The column names in FHIRflat resource parquet files are named after the nested FHIR attribute, such as `extension.birthSex.code`. These dotted fields can be cumbersome to work with, which is why `read_part()` provides a way to map columns:

In [None]:
patient = read_part(
    source, "patient",
    {
        "extension.birthSex.code": "gender",
        "extension.age.value": "age",
        "extension.age.code": "age_unit",
        "id": "subject",
    }
)
patient

This is more readable, however the field values are all coded into numerical terms from standard terminologies such as SNOMED and LOINC. While this is good for reproducibility and precision, it is easier for us to work with readable names. A helper function <project:#polyflame.fhirflat.with_readable_terms> maps clinical coded terms to readable terms given a taxonomy file. A taxonomy is a TOML file containing these mappings with sections for each type of variable:

```toml
[outcome]
"https://snomed.info/sct|371827001" = "alive"
"https://snomed.info/sct|32485007" = "censored"    # still hospitalised
"https://snomed.info/sct|306685000" = "censored"   # transferred
"https://snomed.info/sct|419099009" = "death"
"https://snomed.info/sct|306237005" = "censored"   # palliative care
"https://snomed.info/sct|225928004" = "discharged"

[gender]
"http://snomed.info/sct|248153007" = "male"
"http://snomed.info/sct|248152002" = "female"

[presenceAbsence]
"https://snomed.info/sct|373066003" = true
"https://snomed.info/sct|373067005" = false
```

PolyFLAME ships with a small taxonomy file to work with sample data. In actual use cases, you would have to provide this file yourself.

In [None]:
with_readable_terms(patient, tx, [{"term_column": "gender"}])

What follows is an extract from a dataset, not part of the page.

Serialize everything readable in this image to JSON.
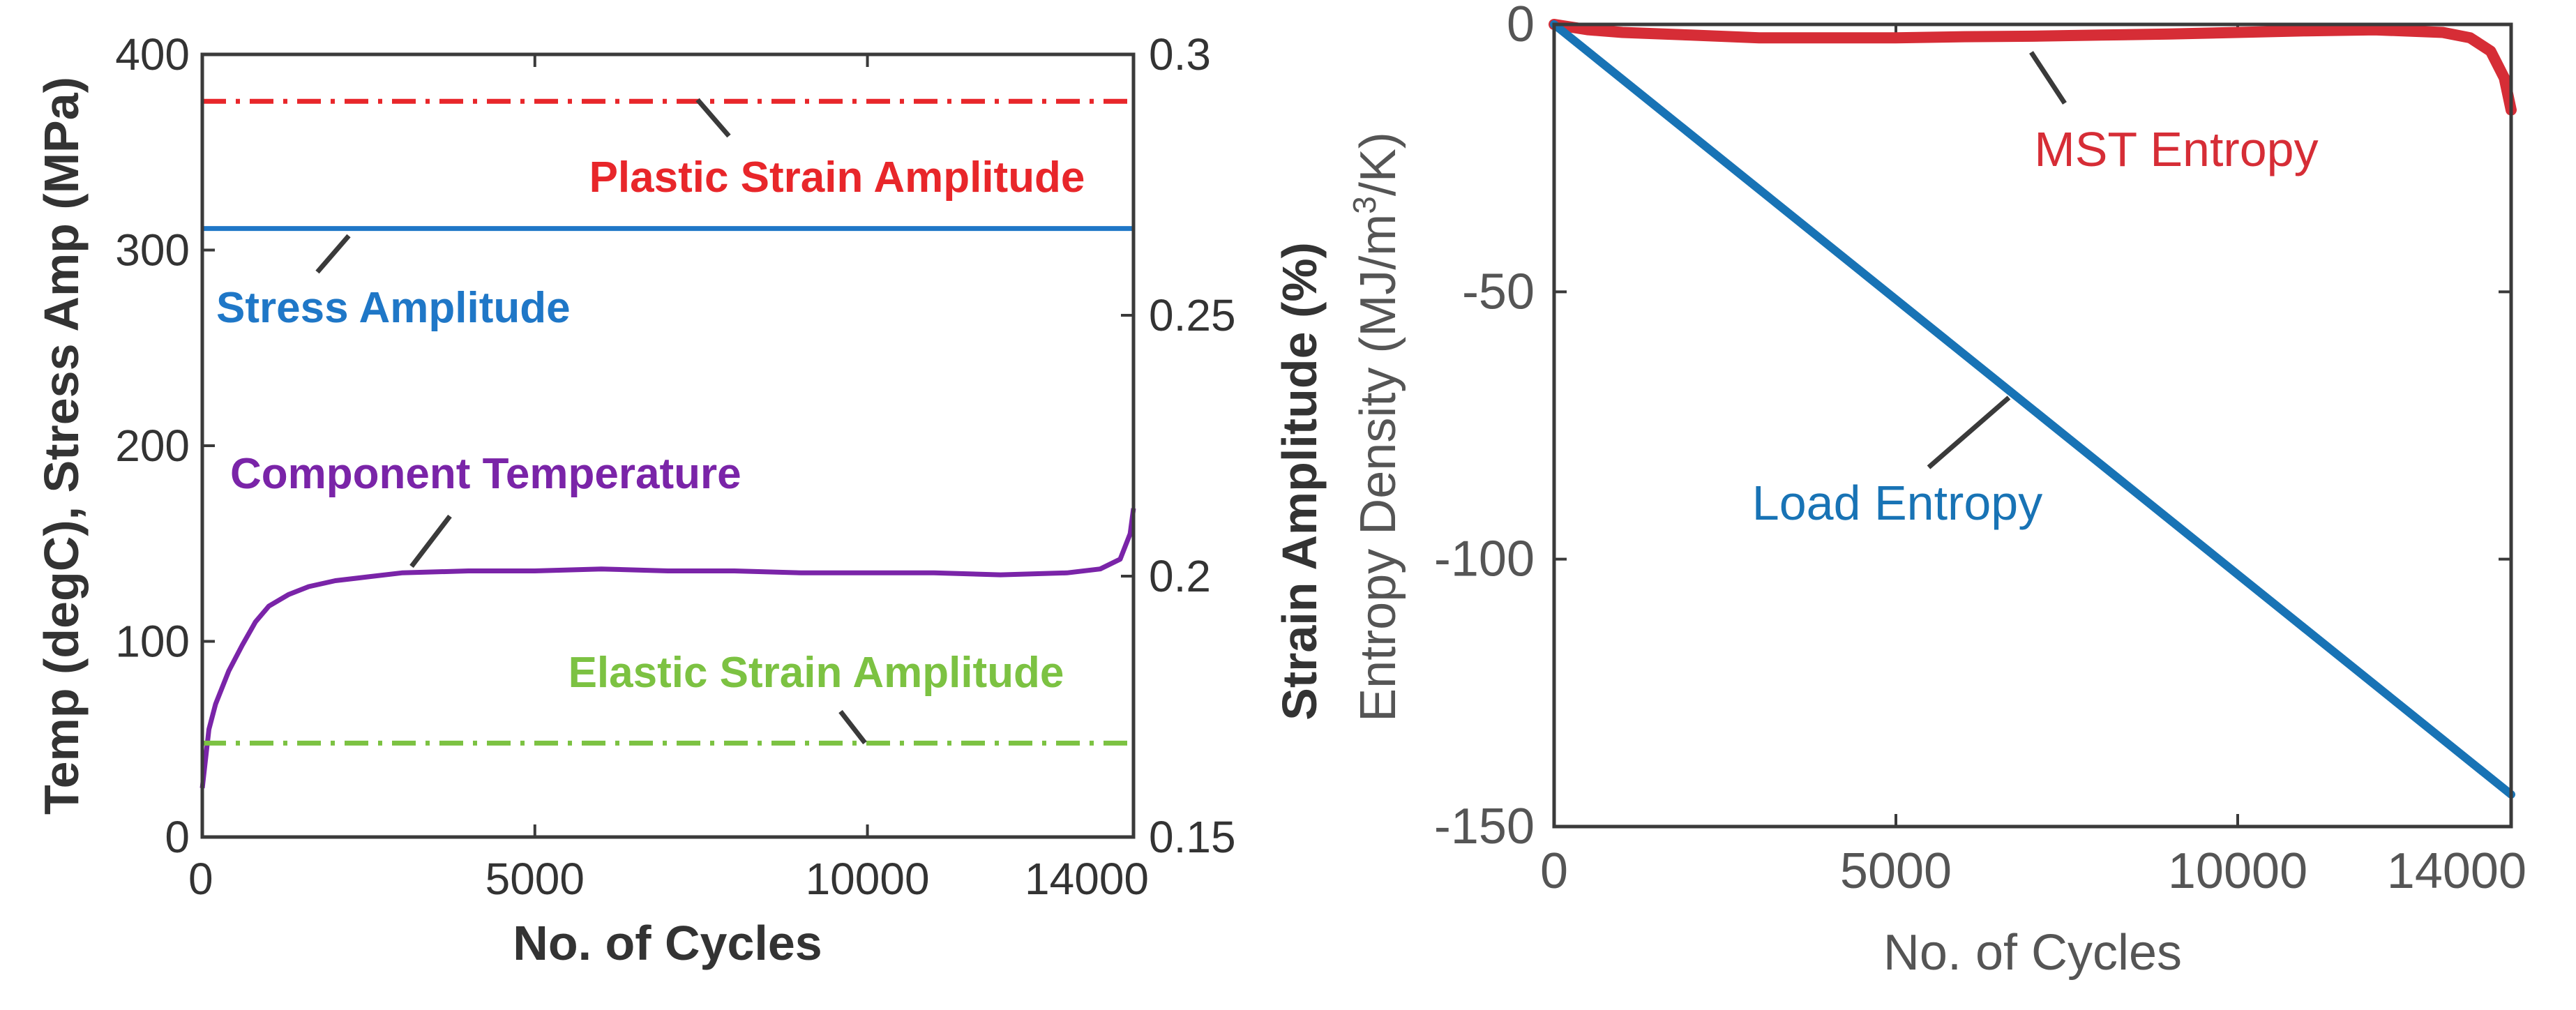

Most standard analysis such as those described in the next section shouldn't require you to perform these transformations yourself as they will be handled by the FHIRflat adapter. These are useful when you want to develop your own analyses using FHIRflat data.

## Analysis

Once we have a source, we can start looking at standard analyses, such as the proportion of patients having a particular condition:

In [None]:
plot(condition_proportion(source, tx))

Or, an [UpSet](https://en.wikipedia.org/wiki/UpSet_plot) plot showing top conditions and their co-occurrence:

In [None]:
plot(condition_upset(source))

We can also look at the age pyramid, grouped by outcome type:

In [None]:
plot(age_pyramid(source))

While we have shown examples using the standard FHIRflat analyses above, the plotting functions can take any generic dataframe as an input as long as they follow a particular *shape*. Here, we will use the `plot_unpacked()` function which allows us to pass dataframes directly, instead of expecting them as part of a dictionary like `plot()`. For example, to show a hypothetical UpSet plot showing frequency of intersection of movie genres: 

In [None]:
df = pd.DataFrame({'crime': [1, 0, 1], 'fantasy': [0, 1, 1], 'drama': [1, 0, 0]})
df

In [None]:
plot_unpacked(df, "upset")

Having `plot_unpacked()` be a generic function makes PolyFLAME easy to extend to other data source types, like REDCap, or your own source.

The [API reference](/api/fhirflat) contains the full list of analyses that this adapter supports.